Erotici Racconti

Papi porcello e figlia vogliosa - Parte 2

Scritto da , il 2016-11-22, genere incesti

Il mattino seguente mi ritrovai a letto con mia moglie che ancora dormiva ed io con una gran voglia di sesso, in quei giorni però lei aveva le sue cose e quindi invece di invogliarla per una sveltina mi alzai e andai al bagno per prepararmi e magari con una doccia avrei raffreddato i miei bollori.
Quando bussai alla porta una vocina dolce mi disse che era occupato, strano perchè Elena non doveva andare a scuola e quindi a quell'ora cosa ci faceva già alzata ?

"Papi scusami ma mi stavo preparando per scendere, magari se puoi mi dai un passaggio in centro che ho un appuntamento importante con una persona !!"

mi stampò un velocissimo bacio sulle labbra e scappò nella sua stanzetta con le tette al vento ed un'eccitantissima mutandina.

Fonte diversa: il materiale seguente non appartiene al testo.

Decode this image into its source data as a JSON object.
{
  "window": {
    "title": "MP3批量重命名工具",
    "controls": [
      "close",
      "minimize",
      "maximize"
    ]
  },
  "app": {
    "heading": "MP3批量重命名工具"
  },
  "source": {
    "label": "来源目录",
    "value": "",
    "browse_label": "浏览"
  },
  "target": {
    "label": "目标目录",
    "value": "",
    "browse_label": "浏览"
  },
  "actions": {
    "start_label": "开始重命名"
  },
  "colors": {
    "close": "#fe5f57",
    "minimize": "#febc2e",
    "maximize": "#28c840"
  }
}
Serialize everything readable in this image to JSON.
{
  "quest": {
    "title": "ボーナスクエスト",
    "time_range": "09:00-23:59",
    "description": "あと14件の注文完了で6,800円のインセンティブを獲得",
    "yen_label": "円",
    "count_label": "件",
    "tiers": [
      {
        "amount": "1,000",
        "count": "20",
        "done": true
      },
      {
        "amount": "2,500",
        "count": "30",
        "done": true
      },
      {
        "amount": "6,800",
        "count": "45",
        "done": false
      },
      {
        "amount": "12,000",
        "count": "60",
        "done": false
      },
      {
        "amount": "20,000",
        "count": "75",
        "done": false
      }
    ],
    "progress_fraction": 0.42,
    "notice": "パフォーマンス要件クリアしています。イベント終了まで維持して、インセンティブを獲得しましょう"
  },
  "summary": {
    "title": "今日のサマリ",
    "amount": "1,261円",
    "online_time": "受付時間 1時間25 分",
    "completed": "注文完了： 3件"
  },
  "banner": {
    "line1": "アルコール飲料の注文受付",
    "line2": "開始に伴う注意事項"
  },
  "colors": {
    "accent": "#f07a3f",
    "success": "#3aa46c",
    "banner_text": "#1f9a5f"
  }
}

Cavolo adesso stavo ancora più male rispetto a prima ma un minuscolo perizoma venne in mio aiuto, lo trovai sul davanzale della finestra e quando lo portai al naso mi accorsi che odorava della sua patatina e con quello pensando a lei mi svuotai dedicandole una sega.

"Piccola ma come ti sei vestita stamattina... questo pantalone stretto mette strani pensieri, per non parlare delle tue tette che sembrano scoppiare... faresti impazzire chiunque !!"

"Hai proprio ragione... ho messo tutto fin troppo in risalto ma sai devo andare dal fotografo di ieri per concludere il servizio fotografico e magari appena mi faccio fotografare ti farò inviare qualche foto così mi dirai come stò !!!"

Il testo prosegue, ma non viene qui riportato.